From: Mok Ly Yng
Subject: Horsburgh Lighthouse: 160th anniversary
Today (15 Oct 2011, Sat), or rather tonight, marks the 160th anniversary of the start of regular operations of the Horsburgh Lighthouse. The lighthouse, which is located on Pedra Branca, started daily operations on 15 October 1851 (Wed).
Horsburgh Lighthouse was named after James Horsburgh, the Hydrographer of the East India Company from 1810 to 1836. John Turnbull Thomson was the architect, engineer and surveyor of the entire project.
The International Court of Justice (ICJ) ruled that Pedra Branca is Singapore’s territory on 23 May 2008. As we are using the decimal number system, it is quite common to mark significant ‘multiples of 5′ (or 10) anniversaries. This year (2011) is therefore significant as it is the first ‘multiple of 10′ anniversary (decennial) since the ICJ decision of 2008.
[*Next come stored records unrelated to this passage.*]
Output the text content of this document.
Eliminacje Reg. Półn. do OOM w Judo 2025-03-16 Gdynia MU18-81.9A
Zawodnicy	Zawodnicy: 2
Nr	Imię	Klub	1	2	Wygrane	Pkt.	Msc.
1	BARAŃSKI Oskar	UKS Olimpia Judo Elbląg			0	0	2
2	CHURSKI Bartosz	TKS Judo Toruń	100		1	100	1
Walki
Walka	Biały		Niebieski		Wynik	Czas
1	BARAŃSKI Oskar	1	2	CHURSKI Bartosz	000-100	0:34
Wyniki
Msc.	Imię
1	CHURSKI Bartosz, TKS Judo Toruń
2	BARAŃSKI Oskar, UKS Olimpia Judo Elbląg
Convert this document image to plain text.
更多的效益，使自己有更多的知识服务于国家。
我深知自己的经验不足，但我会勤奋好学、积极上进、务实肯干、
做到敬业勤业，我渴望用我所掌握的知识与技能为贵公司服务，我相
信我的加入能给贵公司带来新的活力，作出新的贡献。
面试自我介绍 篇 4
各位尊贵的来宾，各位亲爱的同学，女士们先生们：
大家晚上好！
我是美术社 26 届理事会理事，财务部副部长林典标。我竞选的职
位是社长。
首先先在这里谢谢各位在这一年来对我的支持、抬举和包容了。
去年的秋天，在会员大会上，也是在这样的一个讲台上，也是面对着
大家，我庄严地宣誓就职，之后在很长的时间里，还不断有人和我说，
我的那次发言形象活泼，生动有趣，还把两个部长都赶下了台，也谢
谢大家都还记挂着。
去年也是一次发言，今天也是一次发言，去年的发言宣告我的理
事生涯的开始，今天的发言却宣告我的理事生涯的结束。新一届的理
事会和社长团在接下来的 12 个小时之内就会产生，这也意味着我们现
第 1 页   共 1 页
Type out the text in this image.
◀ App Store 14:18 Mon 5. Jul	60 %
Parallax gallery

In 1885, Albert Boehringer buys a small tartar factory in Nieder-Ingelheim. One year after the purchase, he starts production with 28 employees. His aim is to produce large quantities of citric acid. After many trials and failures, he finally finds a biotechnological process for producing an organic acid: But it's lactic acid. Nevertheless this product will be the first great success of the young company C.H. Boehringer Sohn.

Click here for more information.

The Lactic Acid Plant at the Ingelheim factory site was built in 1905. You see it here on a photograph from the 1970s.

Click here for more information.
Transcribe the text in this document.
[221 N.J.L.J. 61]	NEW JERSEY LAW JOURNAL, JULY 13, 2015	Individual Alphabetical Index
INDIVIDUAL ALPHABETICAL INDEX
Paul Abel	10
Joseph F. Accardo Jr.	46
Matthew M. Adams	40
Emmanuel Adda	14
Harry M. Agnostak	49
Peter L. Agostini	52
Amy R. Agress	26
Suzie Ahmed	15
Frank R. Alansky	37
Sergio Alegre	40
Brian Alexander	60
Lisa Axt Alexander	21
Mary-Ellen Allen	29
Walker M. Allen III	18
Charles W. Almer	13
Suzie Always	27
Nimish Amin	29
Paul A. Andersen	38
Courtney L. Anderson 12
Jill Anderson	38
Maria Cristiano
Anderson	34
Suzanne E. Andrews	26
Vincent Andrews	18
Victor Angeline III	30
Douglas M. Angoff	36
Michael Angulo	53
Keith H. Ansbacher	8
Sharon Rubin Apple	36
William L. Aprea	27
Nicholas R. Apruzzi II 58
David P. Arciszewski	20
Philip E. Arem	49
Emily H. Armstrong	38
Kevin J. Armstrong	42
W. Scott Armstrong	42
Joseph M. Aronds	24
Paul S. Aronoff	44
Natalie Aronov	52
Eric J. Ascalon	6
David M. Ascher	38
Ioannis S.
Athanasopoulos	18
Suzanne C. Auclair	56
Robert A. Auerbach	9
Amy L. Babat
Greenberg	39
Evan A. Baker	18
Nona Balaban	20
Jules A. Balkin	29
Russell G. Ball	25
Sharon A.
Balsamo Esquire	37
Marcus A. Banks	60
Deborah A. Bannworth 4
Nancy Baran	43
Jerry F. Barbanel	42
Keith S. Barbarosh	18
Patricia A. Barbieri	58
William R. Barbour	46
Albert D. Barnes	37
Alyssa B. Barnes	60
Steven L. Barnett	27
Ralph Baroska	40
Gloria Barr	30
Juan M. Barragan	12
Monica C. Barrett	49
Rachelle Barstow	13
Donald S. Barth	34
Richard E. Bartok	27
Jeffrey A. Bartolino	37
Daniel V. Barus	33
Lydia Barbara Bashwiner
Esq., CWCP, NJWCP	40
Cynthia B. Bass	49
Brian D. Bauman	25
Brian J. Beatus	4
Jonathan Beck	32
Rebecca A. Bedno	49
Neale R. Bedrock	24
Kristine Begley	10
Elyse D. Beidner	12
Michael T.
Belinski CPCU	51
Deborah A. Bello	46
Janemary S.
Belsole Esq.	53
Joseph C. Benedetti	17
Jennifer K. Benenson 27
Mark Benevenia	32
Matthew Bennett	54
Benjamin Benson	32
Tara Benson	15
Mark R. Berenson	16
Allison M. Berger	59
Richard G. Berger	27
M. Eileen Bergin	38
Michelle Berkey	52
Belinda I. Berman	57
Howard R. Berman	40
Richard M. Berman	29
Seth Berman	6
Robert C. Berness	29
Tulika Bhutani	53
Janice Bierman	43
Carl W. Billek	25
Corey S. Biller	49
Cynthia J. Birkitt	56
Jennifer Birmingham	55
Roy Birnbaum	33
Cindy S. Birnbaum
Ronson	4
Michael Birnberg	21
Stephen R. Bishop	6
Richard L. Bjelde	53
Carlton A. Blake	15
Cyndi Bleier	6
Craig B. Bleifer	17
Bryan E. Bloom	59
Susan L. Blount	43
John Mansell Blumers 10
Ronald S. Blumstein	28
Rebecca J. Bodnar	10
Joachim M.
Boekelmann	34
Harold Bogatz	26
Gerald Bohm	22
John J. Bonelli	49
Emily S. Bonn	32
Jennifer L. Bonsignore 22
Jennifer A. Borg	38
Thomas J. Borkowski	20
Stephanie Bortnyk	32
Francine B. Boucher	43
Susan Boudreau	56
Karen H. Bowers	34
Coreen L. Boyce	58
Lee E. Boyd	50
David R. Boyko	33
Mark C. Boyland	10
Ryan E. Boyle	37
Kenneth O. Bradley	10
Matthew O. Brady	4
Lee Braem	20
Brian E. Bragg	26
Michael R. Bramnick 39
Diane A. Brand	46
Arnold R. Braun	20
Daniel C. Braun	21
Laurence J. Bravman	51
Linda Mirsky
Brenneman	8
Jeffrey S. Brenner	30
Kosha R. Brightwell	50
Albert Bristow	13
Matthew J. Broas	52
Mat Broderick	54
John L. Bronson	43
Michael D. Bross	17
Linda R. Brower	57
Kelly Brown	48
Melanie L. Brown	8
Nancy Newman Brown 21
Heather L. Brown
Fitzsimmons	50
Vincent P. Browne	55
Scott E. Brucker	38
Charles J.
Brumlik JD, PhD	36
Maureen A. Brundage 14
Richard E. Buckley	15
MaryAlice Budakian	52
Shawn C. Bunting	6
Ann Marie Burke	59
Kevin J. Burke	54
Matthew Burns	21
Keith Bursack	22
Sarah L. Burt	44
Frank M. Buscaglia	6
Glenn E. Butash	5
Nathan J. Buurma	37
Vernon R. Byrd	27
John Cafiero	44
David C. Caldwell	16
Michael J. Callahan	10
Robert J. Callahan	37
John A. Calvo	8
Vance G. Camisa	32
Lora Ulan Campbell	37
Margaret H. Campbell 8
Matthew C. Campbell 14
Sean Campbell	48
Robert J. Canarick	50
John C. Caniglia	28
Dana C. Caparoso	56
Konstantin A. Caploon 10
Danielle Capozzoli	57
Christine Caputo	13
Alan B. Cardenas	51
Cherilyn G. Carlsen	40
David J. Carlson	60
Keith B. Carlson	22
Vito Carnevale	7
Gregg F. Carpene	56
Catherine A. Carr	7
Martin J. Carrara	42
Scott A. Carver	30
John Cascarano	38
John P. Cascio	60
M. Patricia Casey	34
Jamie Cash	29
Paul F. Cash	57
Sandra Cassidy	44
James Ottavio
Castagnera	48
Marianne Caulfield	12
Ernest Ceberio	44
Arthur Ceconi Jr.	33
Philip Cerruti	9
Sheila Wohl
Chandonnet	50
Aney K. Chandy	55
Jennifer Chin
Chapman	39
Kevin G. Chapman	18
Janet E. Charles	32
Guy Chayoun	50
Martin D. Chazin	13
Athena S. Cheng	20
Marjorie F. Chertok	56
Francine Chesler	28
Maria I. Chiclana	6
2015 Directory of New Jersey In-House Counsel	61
I’ve mentioned in earlier emails that the year 2011 is filled with events and anniversaries. Singapore spent quite a bit of effort and resources on the ICJ Pedra Branca case but when this significant anniversary (at least to me) comes along, nothing, silence. So, I thought another short email story is in order. At the very least, it can raise some awareness about the anniversary.
A ‘Notice of Mariners’ was issued prior to the commencement of regular operations of the Horsburgh Lighthouse. It was published in the local newspaper on 6 October 1851.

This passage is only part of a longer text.